Coefficient of static friction on an inclined plane

[hoges]

Homework Statement

A dump truck loaded with rock has a coefficient of static friction of 0.4, and a coefficient of kinetic friction of 0.2 between the rock and steel tray. If the truck tilts its bed to 25°, calculate the coefficient of static friction on the load. Hence calculate the angle at which the load begins to slide. The mass of the rock in the truck is 77110kg.

Homework Equations

F_f = mgsinθ
F_N = mgcosθ
F_f = μF_N

The Attempt at a Solution

F_f = μF_N

so

mgsinθ = μmgcosθ

Cancelling mg from both sides gives

sinθ = μcosθ

μ = (sinθ)/(cosθ)

μ = tanθ

μ = tan 25°

μ = 0.466

How can this be? How can μ on an inclined plane be greater than μ between the two flat surfaces? Is this saying that the coefficient of friction on the inclined plane is 0.466 x μ given in the question? Which would give a value of μ=0.1864 for the load on the inclined plane?
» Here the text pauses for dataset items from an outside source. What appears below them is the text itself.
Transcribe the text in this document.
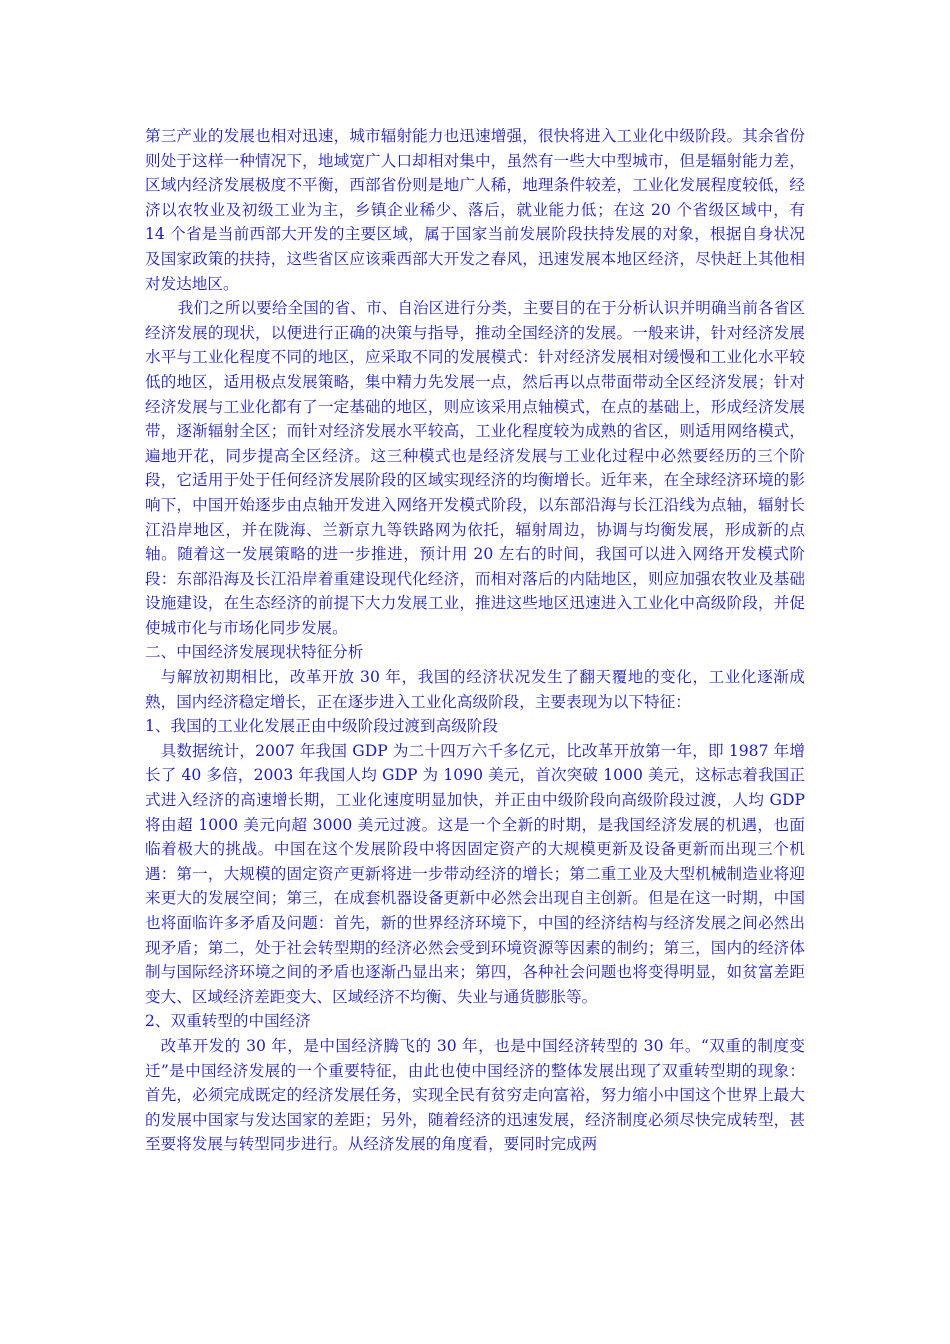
第三产业的发展也相对迅速，城市辐射能力也迅速增强，很快将进入工业化中级阶段。其余省份则处于这样一种情况下，地域宽广人口却相对集中，虽然有一些大中型城市，但是辐射能力差，区域内经济发展极度不平衡，西部省份则是地广人稀，地理条件较差，工业化发展程度较低，经济以农牧业及初级工业为主，乡镇企业稀少、落后，就业能力低；在这 20 个省级区域中，有 14 个省是当前西部大开发的主要区域，属于国家当前发展阶段扶持发展的对象，根据自身状况及国家政策的扶持，这些省区应该乘西部大开发之春风，迅速发展本地区经济，尽快赶上其他相对发达地区。

我们之所以要给全国的省、市、自治区进行分类，主要目的在于分析认识并明确当前各省区经济发展的现状，以便进行正确的决策与指导，推动全国经济的发展。一般来讲，针对经济发展水平与工业化程度不同的地区，应采取不同的发展模式：针对经济发展相对缓慢和工业化水平较低的地区，适用极点发展策略，集中精力先发展一点，然后再以点带面带动全区经济发展；针对经济发展与工业化都有了一定基础的地区，则应该采用点轴模式，在点的基础上，形成经济发展带，逐渐辐射全区；而针对经济发展水平较高，工业化程度较为成熟的省区，则适用网络模式，遍地开花，同步提高全区经济。这三种模式也是经济发展与工业化过程中必然要经历的三个阶段，它适用于处于任何经济发展阶段的区域实现经济的均衡增长。近年来，在全球经济环境的影响下，中国开始逐步由点轴开发进入网络开发模式阶段，以东部沿海与长江沿线为点轴，辐射长江沿岸地区，并在陇海、兰新京九等铁路网为依托，辐射周边，协调与均衡发展，形成新的点轴。随着这一发展策略的进一步推进，预计用 20 左右的时间，我国可以进入网络开发模式阶段：东部沿海及长江沿岸着重建设现代化经济，而相对落后的内陆地区，则应加强农牧业及基础设施建设，在生态经济的前提下大力发展工业，推进这些地区迅速进入工业化中高级阶段，并促使城市化与市场化同步发展。

二、中国经济发展现状特征分析

与解放初期相比，改革开放 30 年，我国的经济状况发生了翻天覆地的变化，工业化逐渐成熟，国内经济稳定增长，正在逐步进入工业化高级阶段，主要表现为以下特征：

1、我国的工业化发展正由中级阶段过渡到高级阶段

具数据统计，2007 年我国 GDP 为二十四万六千多亿元，比改革开放第一年，即 1987 年增长了 40 多倍，2003 年我国人均 GDP 为 1090 美元，首次突破 1000 美元，这标志着我国正式进入经济的高速增长期，工业化速度明显加快，并正由中级阶段向高级阶段过渡，人均 GDP 将由超 1000 美元向超 3000 美元过渡。这是一个全新的时期，是我国经济发展的机遇，也面临着极大的挑战。中国在这个发展阶段中将因固定资产的大规模更新及设备更新而出现三个机遇：第一，大规模的固定资产更新将进一步带动经济的增长；第二重工业及大型机械制造业将迎来更大的发展空间；第三，在成套机器设备更新中必然会出现自主创新。但是在这一时期，中国也将面临许多矛盾及问题：首先，新的世界经济环境下，中国的经济结构与经济发展之间必然出现矛盾；第二，处于社会转型期的经济必然会受到环境资源等因素的制约；第三，国内的经济体制与国际经济环境之间的矛盾也逐渐凸显出来；第四，各种社会问题也将变得明显，如贫富差距变大、区域经济差距变大、区域经济不均衡、失业与通货膨胀等。

2、双重转型的中国经济

改革开发的 30 年，是中国经济腾飞的 30 年，也是中国经济转型的 30 年。“双重的制度变迁”是中国经济发展的一个重要特征，由此也使中国经济的整体发展出现了双重转型期的现象：首先，必须完成既定的经济发展任务，实现全民有贫穷走向富裕，努力缩小中国这个世界上最大的发展中国家与发达国家的差距；另外，随着经济的迅速发展，经济制度必须尽快完成转型，甚至要将发展与转型同步进行。从经济发展的角度看，要同时完成两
Taking this value for μ as 0.466 and using it to determine the angle at which the load begins to slide gives us:

The load will begin to slide when tanθ > 0.466

But this gives θ > 25°

So the load will begin to slide when the tray is tilted to more than 25°?
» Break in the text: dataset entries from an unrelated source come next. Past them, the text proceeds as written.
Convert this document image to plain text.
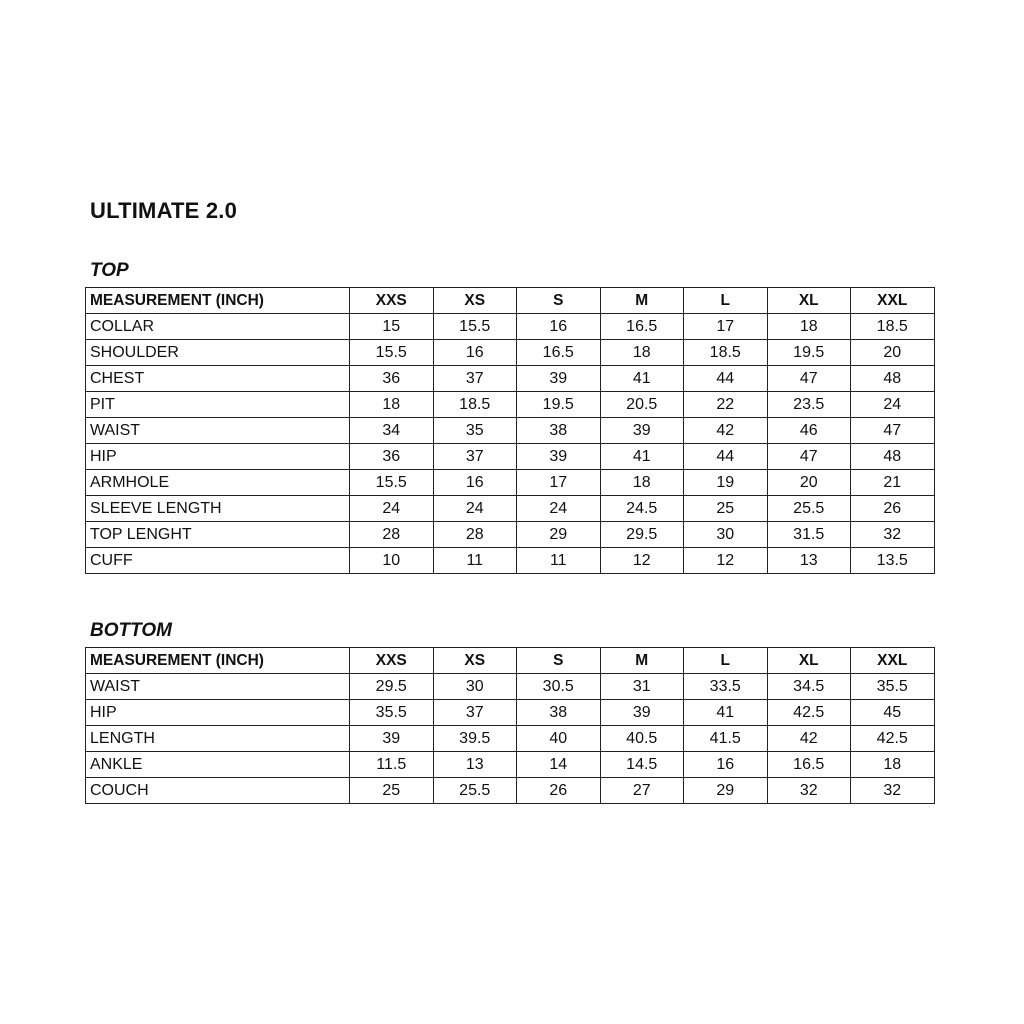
ULTIMATE 2.0
TOP
MEASUREMENT (INCH)	XXS	XS	S	M	L	XL	XXL
COLLAR	15	15.5	16	16.5	17	18	18.5
SHOULDER	15.5	16	16.5	18	18.5	19.5	20
CHEST	36	37	39	41	44	47	48
PIT	18	18.5	19.5	20.5	22	23.5	24
WAIST	34	35	38	39	42	46	47
HIP	36	37	39	41	44	47	48
ARMHOLE	15.5	16	17	18	19	20	21
SLEEVE LENGTH	24	24	24	24.5	25	25.5	26
TOP LENGHT	28	28	29	29.5	30	31.5	32
CUFF	10	11	11	12	12	13	13.5
BOTTOM
MEASUREMENT (INCH)	XXS	XS	S	M	L	XL	XXL
WAIST	29.5	30	30.5	31	33.5	34.5	35.5
HIP	35.5	37	38	39	41	42.5	45
LENGTH	39	39.5	40	40.5	41.5	42	42.5
ANKLE	11.5	13	14	14.5	16	16.5	18
COUCH	25	25.5	26	27	29	32	32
I have been through every method I can think of and every time I keep coming back to μ = 0.466 and θ > 25° but I am sure that these values are incorrect.

 

[PhanthomJay]

Problem is incorrectly worded. It is given that the static friction coefficient is 0.4, so how can it be calculated if it is given? The rocks will start to slide when tan theta = 0.4 or about 22 degrees. At 25 degrees, they will be sliding.

 

[hoges]

That's exactly what I did in the first place, figured out at what angle tanθ > 0.4, but then I figured it must have been incorrect since it asked me to determine μ.

Will email the lecturer and clarify what exactly they want us to find, as the problem seems to simple if this is the case.

Thanks for your help.